Monday, April 25, 2011

Después de Usted Señora Doña


Soy hombre. Al menos eso me dice la genética cada vez que me desabrocho los pantalones. En formularios marco una equis en «masculino» bajo la casilla «sexo». Toda mi vida he sido llamado «señor» salvo aquella incómoda etapa en la cual un profesor universitario de cabello (ese sí tenía «cabello») plateado insistía en llamarme a mí, y a todos los demás, «bachiller». Jamás me ha importado en lo más mínimo ser el Señor Toto o el Señor Aguerrevere, si soy Licenciado o me dicen Abogado. A fin de cuentas soy todas esas cosas. Incluso terrateniente. De lo contrario no entiendo el porqué Josefa insiste en llamarme «Don Totín».

Eso, he descubierto, no le pasa a las que se desabrochan los pantalones y no encuentran nada. Hay una delgada línea entre ser «señorita» y ser «señora». Las normas convencionales dirían que la delgada línea constituye un aro bordeado llamado anillo de matrimonio pero hoy en día ni eso.
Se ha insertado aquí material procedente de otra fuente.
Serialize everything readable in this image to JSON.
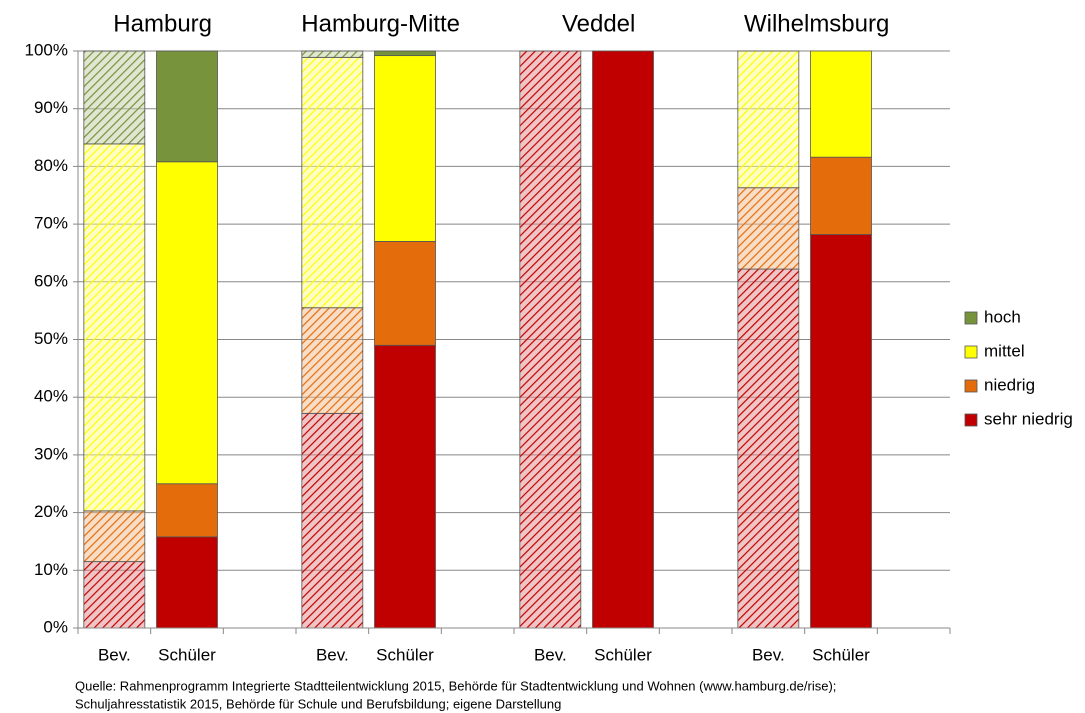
{
  "chart_data": {
    "type": "stacked-bar",
    "groups": [
      "Hamburg",
      "Hamburg-Mitte",
      "Veddel",
      "Wilhelmsburg"
    ],
    "categories": [
      "Bev.",
      "Schüler",
      "Bev.",
      "Schüler",
      "Bev.",
      "Schüler",
      "Bev.",
      "Schüler"
    ],
    "hatched": [
      true,
      false,
      true,
      false,
      true,
      false,
      true,
      false
    ],
    "series": [
      {
        "name": "sehr niedrig",
        "color": "#c00000",
        "values": [
          11.5,
          15.8,
          37.2,
          49.0,
          100,
          100,
          62.2,
          68.2
        ]
      },
      {
        "name": "niedrig",
        "color": "#e46c0a",
        "values": [
          8.8,
          9.2,
          18.3,
          18.0,
          0,
          0,
          14.1,
          13.4
        ]
      },
      {
        "name": "mittel",
        "color": "#ffff00",
        "values": [
          63.6,
          55.8,
          43.4,
          32.2,
          0,
          0,
          23.7,
          18.4
        ]
      },
      {
        "name": "hoch",
        "color": "#77933c",
        "values": [
          16.1,
          19.2,
          1.1,
          0.8,
          0,
          0,
          0,
          0
        ]
      }
    ],
    "ylim": [
      0,
      100
    ],
    "yticks": [
      {
        "value": 0,
        "label": "0%"
      },
      {
        "value": 10,
        "label": "10%"
      },
      {
        "value": 20,
        "label": "20%"
      },
      {
        "value": 30,
        "label": "30%"
      },
      {
        "value": 40,
        "label": "40%"
      },
      {
        "value": 50,
        "label": "50%"
      },
      {
        "value": 60,
        "label": "60%"
      },
      {
        "value": 70,
        "label": "70%"
      },
      {
        "value": 80,
        "label": "80%"
      },
      {
        "value": 90,
        "label": "90%"
      },
      {
        "value": 100,
        "label": "100%"
      }
    ],
    "grid": true,
    "legend": "right",
    "source": [
      "Quelle: Rahmenprogramm Integrierte Stadtteilentwicklung 2015, Behörde für Stadtentwicklung und Wohnen (www.hamburg.de/rise);",
      "Schuljahresstatistik 2015, Behörde für Schule und Berufsbildung; eigene Darstellung"
    ]
  }
}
Es un tema de batalla campal abrir una puerta y decir: «Después de Usted, Señora Doña».

No he conocido a la primera mujer que no arme una trifulca porque nosotros las llamemos como no es. Les da asco, rabia, impotencia, nauseas, sentirse mayores de los que son. Un simple «señora» a una que es «señorita» es suficiente como para salir con las tablas en la cabeza. Lo de estar casada, te dirán algunas guarimberas, es un simple tecnicismo. La virginidad se habrá podido perder en papel y en la cama pero en apariencias, se mantiene intacta.
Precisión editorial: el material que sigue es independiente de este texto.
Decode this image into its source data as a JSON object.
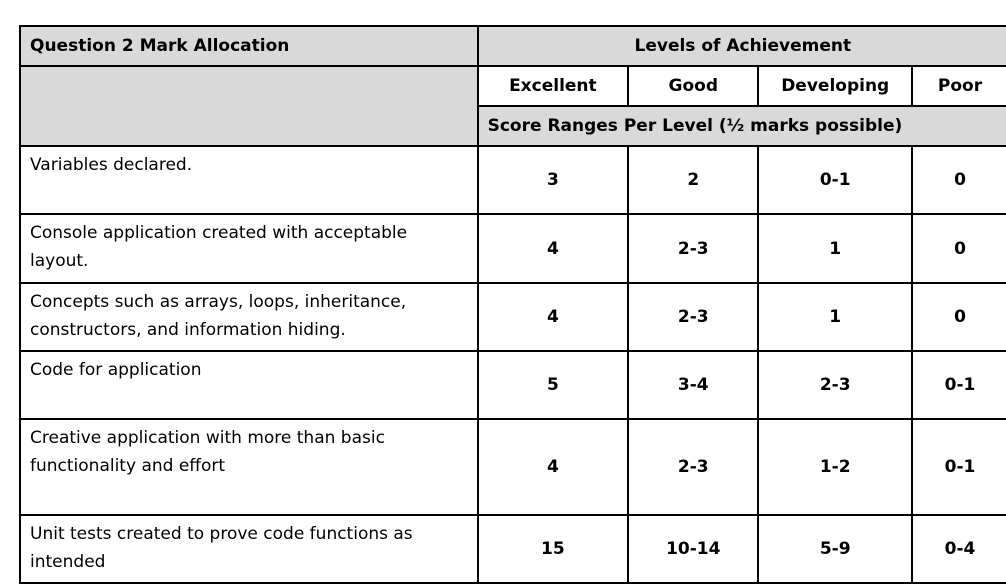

Si las mujeres supieran que los hombres ni lo pensamos. Tratamos de ser corteses con las anónimas, y de ceder un puesto porque la caballerosidad, a pesar de afirmaciones al contrario, todavía existe. Toma siete segundos verlas (lo admitimos: tres son usados para verle las lolas) para determinar si ameritan un señorial «señora» o un muy infantil «señorita». Por lo menos en mi cabeza, así lo veo. Señorita es una chica de dieciséis. De veintiocho, vamos que ya estás como grandecita. De treinta y dos: jeva, supéralo.
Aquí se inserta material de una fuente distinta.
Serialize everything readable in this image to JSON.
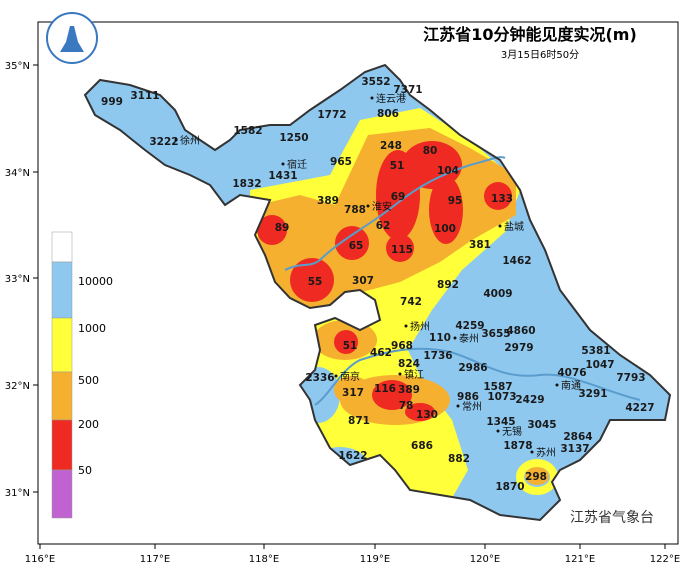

Tengo dos tías abuelas solteras de noventa años. La gente dice que son cachaperas pero yo no tengo ni idea. El otro día vi una tarjeta de matrimonio dirigidas para ellas y me impresionó leer: «Señorita xxx» y «Señorita yyy». Me pareció una soberana ridiculez. ¿Esas dos no están ni para que las llamen «Doña» sino lo que viene después que no ha sido inventado y seguimos presumiendo de su inocencia virginal? Joder.

Entiendo que «Doña» es matriarcal y juro no emplearlo a ninguna mujer a menos que no sea un capataz con más bolas que un biombo de lotería pero por más que trato, no le veo el rollo a que las mujeres sean llamadas «señora». Melissa cantaba que ella no era una señora de una conducta intachable pero era señora al fin. Y vamos, que la reina del pop no tenía precisamente dulces dieciseises.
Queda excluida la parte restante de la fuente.